In jedem Fall zeichnet sich ab, dass der Politik weitere Klagen aus der Energiebranche drohen. Denn nach den Erfolgen von RWE vor Gericht prüft auch der Düsseldorfer Konkurrent Eon eine Schadensersatzklage gegen das Moratorium. Davon waren die Meiler Unterweser in Niedersachsen Isar 1 in Bayern betroffen. Eine Klage sei aber noch nicht eingereicht worden, sagte ein Eon-Sprecher. Der Konzern habe dazu bis Ende des Jahres Zeit. In Hessen löste die seit Monaten erwartete Klage von RWE nun neuen politischen Streit zwischen der schwarz-grünen Landesregierung und der Opposition aus SPD, Linkspartei und FDP aus - aber auch zwischen Bund und Ländern. Die hessische Opposition wirft der CDU und deren früherer Umweltministerin Lucia Puttrich schwere Versäumnisse bei der Abschaltung von Biblis vor. Das Energieunternehmen hätte vor einer solchen Entscheidung angehört werden müssen.

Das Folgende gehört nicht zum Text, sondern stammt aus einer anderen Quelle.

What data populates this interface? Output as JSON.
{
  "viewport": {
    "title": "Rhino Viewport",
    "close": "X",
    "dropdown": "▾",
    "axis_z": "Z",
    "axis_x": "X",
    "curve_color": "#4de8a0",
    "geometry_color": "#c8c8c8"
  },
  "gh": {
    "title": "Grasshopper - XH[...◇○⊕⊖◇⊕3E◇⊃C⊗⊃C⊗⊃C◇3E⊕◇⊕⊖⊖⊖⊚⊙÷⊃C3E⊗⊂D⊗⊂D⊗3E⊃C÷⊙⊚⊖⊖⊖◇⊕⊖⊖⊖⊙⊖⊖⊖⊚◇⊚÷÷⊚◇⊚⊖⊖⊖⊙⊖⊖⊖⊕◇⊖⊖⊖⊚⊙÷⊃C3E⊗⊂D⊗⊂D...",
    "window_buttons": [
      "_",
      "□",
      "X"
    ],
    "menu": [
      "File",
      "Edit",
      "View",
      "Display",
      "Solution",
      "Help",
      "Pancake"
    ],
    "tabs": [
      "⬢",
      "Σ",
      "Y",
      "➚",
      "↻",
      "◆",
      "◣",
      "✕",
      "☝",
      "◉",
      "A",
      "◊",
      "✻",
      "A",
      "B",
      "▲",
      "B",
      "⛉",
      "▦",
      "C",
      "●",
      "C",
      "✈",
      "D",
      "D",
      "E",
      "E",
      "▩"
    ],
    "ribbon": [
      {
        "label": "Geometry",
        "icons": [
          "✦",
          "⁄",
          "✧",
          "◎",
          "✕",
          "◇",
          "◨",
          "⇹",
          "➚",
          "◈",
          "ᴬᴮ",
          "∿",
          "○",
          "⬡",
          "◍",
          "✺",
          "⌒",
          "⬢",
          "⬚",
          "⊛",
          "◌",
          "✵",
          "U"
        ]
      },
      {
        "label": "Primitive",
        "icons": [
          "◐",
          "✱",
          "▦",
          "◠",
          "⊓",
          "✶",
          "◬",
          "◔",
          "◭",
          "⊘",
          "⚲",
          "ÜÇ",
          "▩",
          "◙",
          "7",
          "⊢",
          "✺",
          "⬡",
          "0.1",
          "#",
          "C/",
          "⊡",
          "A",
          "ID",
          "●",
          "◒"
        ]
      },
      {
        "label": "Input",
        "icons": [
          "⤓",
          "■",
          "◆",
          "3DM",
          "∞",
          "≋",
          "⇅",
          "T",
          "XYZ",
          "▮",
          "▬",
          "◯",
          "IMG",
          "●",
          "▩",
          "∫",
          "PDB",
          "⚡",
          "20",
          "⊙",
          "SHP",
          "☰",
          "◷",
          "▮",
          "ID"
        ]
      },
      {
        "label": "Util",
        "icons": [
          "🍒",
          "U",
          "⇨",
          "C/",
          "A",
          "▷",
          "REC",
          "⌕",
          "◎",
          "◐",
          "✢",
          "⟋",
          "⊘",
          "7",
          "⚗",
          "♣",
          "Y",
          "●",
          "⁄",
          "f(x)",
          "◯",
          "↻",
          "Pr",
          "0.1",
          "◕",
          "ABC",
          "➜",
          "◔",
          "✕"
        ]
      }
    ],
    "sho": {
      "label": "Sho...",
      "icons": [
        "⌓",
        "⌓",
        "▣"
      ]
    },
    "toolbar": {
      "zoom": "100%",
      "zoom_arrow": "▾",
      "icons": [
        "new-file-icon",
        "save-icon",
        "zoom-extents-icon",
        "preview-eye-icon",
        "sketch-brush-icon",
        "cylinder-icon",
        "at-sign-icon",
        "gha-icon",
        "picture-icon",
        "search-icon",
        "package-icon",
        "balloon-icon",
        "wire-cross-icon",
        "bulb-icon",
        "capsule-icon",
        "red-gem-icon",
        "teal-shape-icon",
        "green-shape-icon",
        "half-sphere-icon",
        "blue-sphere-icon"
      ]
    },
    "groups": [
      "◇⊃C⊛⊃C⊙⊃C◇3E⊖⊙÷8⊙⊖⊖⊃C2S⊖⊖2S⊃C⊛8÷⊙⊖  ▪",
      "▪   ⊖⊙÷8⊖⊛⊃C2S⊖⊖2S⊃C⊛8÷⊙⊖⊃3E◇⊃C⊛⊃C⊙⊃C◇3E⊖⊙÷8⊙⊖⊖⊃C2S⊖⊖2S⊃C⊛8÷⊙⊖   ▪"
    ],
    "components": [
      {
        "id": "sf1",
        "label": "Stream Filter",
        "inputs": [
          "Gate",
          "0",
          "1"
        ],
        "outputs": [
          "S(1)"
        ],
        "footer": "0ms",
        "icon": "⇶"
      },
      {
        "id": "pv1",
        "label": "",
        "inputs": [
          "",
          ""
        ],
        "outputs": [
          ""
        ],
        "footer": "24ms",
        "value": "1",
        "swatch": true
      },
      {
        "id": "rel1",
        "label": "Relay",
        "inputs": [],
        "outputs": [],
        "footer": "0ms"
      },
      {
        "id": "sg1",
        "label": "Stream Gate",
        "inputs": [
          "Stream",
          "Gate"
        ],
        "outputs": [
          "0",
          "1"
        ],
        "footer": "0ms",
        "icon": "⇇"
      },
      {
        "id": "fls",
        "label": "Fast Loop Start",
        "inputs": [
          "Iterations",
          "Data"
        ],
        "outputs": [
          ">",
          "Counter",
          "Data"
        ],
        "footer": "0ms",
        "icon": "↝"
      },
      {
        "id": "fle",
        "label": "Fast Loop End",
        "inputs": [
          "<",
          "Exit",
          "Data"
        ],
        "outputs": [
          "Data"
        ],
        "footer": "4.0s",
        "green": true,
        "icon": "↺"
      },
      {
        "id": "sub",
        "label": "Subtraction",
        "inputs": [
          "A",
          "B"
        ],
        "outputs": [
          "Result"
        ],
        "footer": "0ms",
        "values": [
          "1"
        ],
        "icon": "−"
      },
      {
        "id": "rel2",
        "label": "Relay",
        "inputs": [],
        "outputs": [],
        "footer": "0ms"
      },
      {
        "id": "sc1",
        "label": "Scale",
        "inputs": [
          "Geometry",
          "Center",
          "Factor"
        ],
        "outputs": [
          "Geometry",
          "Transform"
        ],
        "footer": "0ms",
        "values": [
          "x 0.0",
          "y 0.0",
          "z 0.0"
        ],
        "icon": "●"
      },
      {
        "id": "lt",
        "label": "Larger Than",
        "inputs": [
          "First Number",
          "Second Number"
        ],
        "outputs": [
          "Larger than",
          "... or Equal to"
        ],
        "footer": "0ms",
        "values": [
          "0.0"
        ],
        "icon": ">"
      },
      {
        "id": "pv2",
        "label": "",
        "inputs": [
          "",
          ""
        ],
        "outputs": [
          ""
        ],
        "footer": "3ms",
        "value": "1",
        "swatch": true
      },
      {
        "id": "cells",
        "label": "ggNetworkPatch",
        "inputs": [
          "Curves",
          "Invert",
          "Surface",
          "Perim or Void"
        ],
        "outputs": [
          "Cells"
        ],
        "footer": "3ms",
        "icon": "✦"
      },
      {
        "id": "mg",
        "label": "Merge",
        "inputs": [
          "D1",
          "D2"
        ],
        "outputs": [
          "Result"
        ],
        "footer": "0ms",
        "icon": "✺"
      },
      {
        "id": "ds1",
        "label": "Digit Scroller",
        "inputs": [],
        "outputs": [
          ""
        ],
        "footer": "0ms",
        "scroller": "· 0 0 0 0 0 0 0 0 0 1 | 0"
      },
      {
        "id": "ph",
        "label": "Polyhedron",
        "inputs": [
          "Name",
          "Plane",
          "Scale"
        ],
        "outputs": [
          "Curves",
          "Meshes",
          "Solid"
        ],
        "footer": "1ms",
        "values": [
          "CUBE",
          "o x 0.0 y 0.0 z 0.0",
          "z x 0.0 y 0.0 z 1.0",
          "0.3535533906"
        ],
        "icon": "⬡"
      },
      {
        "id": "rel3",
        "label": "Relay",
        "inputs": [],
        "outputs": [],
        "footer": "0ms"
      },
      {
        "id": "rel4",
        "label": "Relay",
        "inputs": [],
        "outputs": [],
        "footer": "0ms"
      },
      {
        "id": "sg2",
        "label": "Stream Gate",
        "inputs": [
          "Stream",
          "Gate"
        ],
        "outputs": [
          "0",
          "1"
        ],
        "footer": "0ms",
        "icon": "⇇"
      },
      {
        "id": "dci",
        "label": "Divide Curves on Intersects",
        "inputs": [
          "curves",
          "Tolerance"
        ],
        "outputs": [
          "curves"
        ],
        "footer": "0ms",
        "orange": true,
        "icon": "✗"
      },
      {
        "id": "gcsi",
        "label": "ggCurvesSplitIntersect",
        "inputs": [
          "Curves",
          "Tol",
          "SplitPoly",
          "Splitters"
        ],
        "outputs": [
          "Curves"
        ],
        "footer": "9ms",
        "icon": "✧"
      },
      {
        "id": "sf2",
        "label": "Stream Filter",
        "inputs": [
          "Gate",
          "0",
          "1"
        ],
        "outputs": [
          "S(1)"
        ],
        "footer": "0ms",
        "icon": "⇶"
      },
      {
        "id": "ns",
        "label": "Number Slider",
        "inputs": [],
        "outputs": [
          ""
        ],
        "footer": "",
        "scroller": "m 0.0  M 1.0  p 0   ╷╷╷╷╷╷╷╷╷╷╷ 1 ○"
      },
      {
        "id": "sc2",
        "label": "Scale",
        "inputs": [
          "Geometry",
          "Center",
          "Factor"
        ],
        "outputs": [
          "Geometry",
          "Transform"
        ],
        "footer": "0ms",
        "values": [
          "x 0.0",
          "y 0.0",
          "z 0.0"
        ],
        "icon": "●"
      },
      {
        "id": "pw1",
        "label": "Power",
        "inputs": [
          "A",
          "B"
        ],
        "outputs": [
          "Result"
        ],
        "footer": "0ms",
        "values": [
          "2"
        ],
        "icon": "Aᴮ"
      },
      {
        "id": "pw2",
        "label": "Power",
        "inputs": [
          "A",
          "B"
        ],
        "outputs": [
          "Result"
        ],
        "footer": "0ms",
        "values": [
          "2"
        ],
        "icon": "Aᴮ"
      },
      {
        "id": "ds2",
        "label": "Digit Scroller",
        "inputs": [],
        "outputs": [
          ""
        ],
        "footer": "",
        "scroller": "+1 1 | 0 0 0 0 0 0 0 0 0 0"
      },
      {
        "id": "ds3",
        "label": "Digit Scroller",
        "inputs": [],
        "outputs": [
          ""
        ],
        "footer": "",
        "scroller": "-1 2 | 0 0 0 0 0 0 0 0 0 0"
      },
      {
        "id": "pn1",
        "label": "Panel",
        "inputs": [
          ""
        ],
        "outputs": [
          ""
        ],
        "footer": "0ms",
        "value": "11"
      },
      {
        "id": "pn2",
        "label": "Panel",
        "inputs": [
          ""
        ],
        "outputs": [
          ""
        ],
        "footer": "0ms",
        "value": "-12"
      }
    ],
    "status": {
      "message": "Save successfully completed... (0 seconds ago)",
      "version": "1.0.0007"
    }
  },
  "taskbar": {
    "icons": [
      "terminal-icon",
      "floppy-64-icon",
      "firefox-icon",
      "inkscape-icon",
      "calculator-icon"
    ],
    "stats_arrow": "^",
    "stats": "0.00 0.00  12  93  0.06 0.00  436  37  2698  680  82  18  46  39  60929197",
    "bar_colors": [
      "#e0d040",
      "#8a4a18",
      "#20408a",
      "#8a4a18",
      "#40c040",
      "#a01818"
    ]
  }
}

Die schwarz-grüne Landesregierung argumentiert dagegen, dass die Entscheidung damals richtig und geboten, darüber hinaus vom Bund vorgegeben worden war.

Deshalb müsse der Bund, nicht das Land Hessen für eventuelle Schadensersatzansprüche aufkommen. Der Bund allerdings sieht das ganz anders. "Der Bund hat im Verhältnis zu RWE keinerlei rechtlich relevante Handlungen vorgenommen", sagte ein Sprecher des Bundesumweltministeriums. Aus Sicht der hessischen Regierung steht auch längst noch nicht fest, ob RWE überhaupt einen Anspruch auf Schadensersatz hat.

Auch Experten rätseln über die Gründe für die von RWE geforderte hohe Summe. Denn der Reaktorblock B von Biblis befand sich zu Beginn des Moratoriums bereits in Revision - und konnte gar keinen Strom produzieren. Reaktorblock A sollte einige Wochen nach Beginn dem Moratoriums für eine Wartung abgeschaltet werden. Die gesamte Anlage hätte dann ohnehin stillgestanden.